Logic is the anatomy of thought. — John Locke
5L solution
Let O be the center of the circle and A the point on it.
- Construct line OA, intersecting the circle at B
- Construct the perpendicular to OA from A
- Construct the circle with center B and radius OB, intersecting the circle at C and D, and line OA at E
- Construct line CE
- Construct line DE
6E solution
Let O be the center of the circle and A the point on it.

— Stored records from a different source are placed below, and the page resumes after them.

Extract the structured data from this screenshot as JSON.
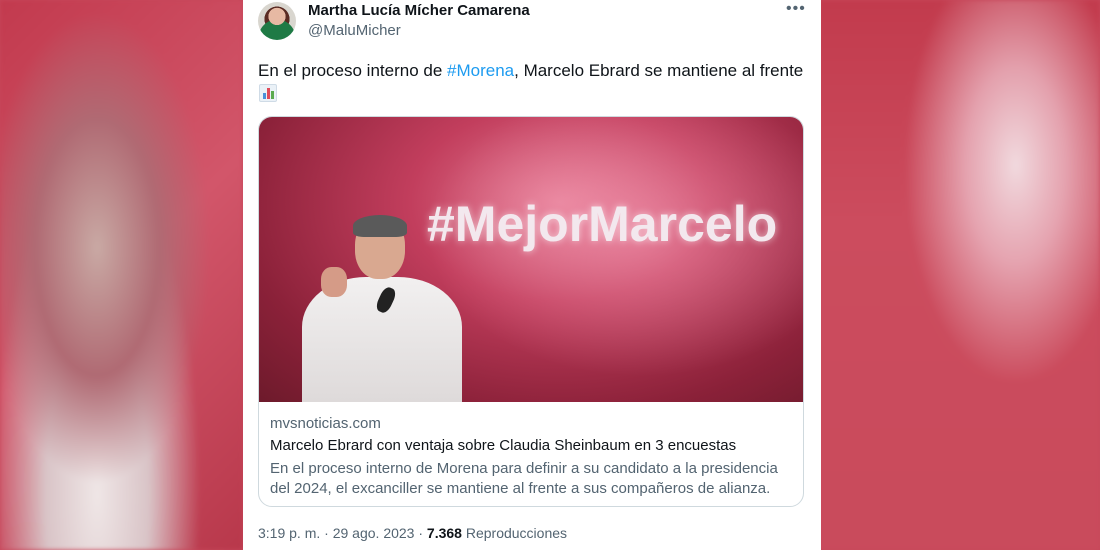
{
  "tweet": {
    "author_name": "Martha Lucía Mícher Camarena",
    "author_handle": "@MaluMicher",
    "more_icon": "more-horizontal-icon",
    "text_before": "En el proceso interno de ",
    "hashtag": "#Morena",
    "text_after": ", Marcelo Ebrard se mantiene al frente",
    "emoji_icon": "bar-chart-icon",
    "time": "3:19 p. m.",
    "sep1": " · ",
    "date": "29 ago. 2023",
    "sep2": " · ",
    "views_count": "7.368",
    "views_label": " Reproducciones"
  },
  "link_card": {
    "image_banner_text": "#MejorMarcelo",
    "domain": "mvsnoticias.com",
    "title": "Marcelo Ebrard con ventaja sobre Claudia Sheinbaum en 3 encuestas",
    "description": "En el proceso interno de Morena para definir a su candidato a la presidencia del 2024, el excanciller se mantiene al frente a sus compañeros de alianza."
  },
  "colors": {
    "hashtag": "#1d9bf0",
    "text": "#0f1419",
    "secondary": "#536471",
    "background": "#c7475a"
  }
}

- Construct line OA, intersecting the circle at B
- Construct the circle with center B and radius OB, intersecting the circle at C and D, and line OA at E
- Construct the circle with center O and radius OE
- Construct line CE, intersecting the latest circle at F
- Construct line DE, intersecting the latest circle at G
- Construct line FG
Explanation
Line OA forms an altitude of the equilateral triangle, with A at the midpoint of the base. Both constructions use circle B to determine the two sides at a 30° angle from the apex; this can be seen since triangles BCO and BDO are equilateral by construction, and angles ECO and EDO are 90 by Thales' theorem. Having drawn tangents through C and D, point E is the apex of the desired triangle. The final leg of the triangle through A is built with the perpendicular tool for the 5L solution, and by inscribing an equilateral triangle into the second larger circle O in the 6E solution.